On the very last page of the second book, there was a hidden flap. Nii pulled it open, and there was a picture of a man, with a name underneath.

Tenpou

The man, he realised, looked quite like him. The same untidy hair, if longer and darker; the glasses, the eyes – even if they were a shade no man in China had – were the same, for the expression in them, calm and raging, calculating and insane at the same time. They even wore the same colours.

He knew what he had to do, knew where to find the last ingredient to complete the work his predecessor had begun. Tenpou – he knew his name at last, and that was bliss all its own – had planned to reconstruct, but he had failed, because he had hoped.

Nii had no hopes, no dreams for a better future; in that, he was more realistic than Tenpou had ever been, and that was why he would succeed where he had failed. The second, he would be the last.

He bought himself a labcoat, and resolved to grow his hair out.

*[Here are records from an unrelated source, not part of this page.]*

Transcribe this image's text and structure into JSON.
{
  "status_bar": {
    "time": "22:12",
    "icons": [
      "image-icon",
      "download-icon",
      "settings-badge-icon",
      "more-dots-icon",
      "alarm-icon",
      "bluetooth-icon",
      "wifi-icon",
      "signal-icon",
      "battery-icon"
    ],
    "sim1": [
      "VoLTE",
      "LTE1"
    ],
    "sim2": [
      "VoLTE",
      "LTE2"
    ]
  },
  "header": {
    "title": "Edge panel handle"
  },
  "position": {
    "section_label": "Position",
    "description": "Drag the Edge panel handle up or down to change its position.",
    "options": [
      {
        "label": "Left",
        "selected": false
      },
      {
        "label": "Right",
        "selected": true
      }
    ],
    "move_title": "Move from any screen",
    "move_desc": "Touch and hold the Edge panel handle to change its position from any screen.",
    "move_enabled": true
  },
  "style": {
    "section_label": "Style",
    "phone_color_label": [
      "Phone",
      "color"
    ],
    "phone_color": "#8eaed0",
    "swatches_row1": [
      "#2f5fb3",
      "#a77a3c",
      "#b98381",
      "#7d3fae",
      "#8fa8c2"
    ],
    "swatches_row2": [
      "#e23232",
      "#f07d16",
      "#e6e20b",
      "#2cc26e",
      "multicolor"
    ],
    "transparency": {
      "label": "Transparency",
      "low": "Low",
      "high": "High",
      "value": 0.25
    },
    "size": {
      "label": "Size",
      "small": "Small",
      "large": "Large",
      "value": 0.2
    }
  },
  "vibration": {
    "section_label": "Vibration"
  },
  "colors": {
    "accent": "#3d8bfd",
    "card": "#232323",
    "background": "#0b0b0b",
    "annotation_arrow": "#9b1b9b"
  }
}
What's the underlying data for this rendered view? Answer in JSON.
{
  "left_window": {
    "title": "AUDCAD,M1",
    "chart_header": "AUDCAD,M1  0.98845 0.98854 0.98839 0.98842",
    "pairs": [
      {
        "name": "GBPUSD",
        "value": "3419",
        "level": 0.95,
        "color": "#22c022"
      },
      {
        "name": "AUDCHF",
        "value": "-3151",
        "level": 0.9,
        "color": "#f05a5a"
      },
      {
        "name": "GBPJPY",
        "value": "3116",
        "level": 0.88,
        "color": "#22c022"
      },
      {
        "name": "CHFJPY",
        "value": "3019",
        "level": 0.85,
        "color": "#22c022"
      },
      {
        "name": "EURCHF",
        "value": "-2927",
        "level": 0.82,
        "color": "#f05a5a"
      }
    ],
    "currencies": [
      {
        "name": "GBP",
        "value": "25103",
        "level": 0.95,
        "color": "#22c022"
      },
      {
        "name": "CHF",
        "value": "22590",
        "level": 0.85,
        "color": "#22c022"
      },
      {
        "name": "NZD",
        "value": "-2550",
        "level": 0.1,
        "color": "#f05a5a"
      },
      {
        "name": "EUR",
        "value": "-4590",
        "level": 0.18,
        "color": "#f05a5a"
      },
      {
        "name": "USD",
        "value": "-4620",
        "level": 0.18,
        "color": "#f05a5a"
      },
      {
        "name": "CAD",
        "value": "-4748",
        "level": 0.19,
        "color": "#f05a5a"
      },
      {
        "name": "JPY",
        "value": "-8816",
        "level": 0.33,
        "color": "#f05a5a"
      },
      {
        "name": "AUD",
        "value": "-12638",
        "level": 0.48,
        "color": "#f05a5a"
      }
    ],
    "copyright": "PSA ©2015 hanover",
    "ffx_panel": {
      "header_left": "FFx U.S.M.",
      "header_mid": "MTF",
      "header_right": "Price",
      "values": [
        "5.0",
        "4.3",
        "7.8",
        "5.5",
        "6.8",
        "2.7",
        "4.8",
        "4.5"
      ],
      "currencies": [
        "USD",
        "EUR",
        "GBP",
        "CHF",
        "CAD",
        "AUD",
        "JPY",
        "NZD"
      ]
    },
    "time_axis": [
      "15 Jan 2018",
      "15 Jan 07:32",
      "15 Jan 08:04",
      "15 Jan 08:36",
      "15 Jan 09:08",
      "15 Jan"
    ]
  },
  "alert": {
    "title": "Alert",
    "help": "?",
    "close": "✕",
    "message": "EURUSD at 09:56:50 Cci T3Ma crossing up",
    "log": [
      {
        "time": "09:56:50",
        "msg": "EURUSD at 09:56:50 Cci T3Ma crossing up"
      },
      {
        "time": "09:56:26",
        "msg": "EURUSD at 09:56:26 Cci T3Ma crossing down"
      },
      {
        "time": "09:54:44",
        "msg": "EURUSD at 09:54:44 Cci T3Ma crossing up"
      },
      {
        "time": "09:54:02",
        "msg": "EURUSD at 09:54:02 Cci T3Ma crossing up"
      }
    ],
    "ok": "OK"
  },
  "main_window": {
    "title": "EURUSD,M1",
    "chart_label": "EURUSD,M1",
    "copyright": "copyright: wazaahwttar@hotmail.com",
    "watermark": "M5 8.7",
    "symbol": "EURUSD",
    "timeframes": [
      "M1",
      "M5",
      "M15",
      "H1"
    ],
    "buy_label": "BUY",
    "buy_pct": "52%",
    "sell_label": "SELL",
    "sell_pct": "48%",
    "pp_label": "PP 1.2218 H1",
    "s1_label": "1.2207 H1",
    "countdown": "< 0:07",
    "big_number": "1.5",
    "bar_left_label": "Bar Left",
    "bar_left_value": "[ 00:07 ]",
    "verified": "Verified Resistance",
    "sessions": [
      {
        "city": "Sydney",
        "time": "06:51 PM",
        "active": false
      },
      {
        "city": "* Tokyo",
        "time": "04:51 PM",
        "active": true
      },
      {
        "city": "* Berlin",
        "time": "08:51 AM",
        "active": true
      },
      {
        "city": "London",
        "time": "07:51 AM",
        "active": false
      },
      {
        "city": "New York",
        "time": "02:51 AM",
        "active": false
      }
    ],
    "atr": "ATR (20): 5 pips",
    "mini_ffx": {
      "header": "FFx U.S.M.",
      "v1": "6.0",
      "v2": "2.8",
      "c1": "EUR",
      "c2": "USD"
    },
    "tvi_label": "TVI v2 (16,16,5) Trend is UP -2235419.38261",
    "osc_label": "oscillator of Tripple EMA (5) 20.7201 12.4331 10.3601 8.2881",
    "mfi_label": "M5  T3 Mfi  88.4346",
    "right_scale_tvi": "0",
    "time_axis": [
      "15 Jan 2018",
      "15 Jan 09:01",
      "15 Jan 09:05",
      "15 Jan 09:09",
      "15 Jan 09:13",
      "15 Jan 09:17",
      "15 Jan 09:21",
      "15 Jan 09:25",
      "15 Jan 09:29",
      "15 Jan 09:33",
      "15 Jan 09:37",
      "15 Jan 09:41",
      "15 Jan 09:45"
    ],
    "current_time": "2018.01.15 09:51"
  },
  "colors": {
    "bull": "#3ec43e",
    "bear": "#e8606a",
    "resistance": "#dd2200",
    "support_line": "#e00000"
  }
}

It seemed only appropriate, to wear a similar disguise when he bore a similar burden.

Do you see? I'll finish what you began. I'll end it. For me. For you.

He set out again, towards an ancient castle where a king lay trapped in stasis, one hand clutching the diary in his pocket, talisman and mentor and the only thing – the only person – he had ever loved. His guiding light, beckoning the darkness.

This time, Nii swore, the ending will be different.

Far, far to the east, Cho Gonou slept, and his slumber was uneasy, and disturbed by dreams.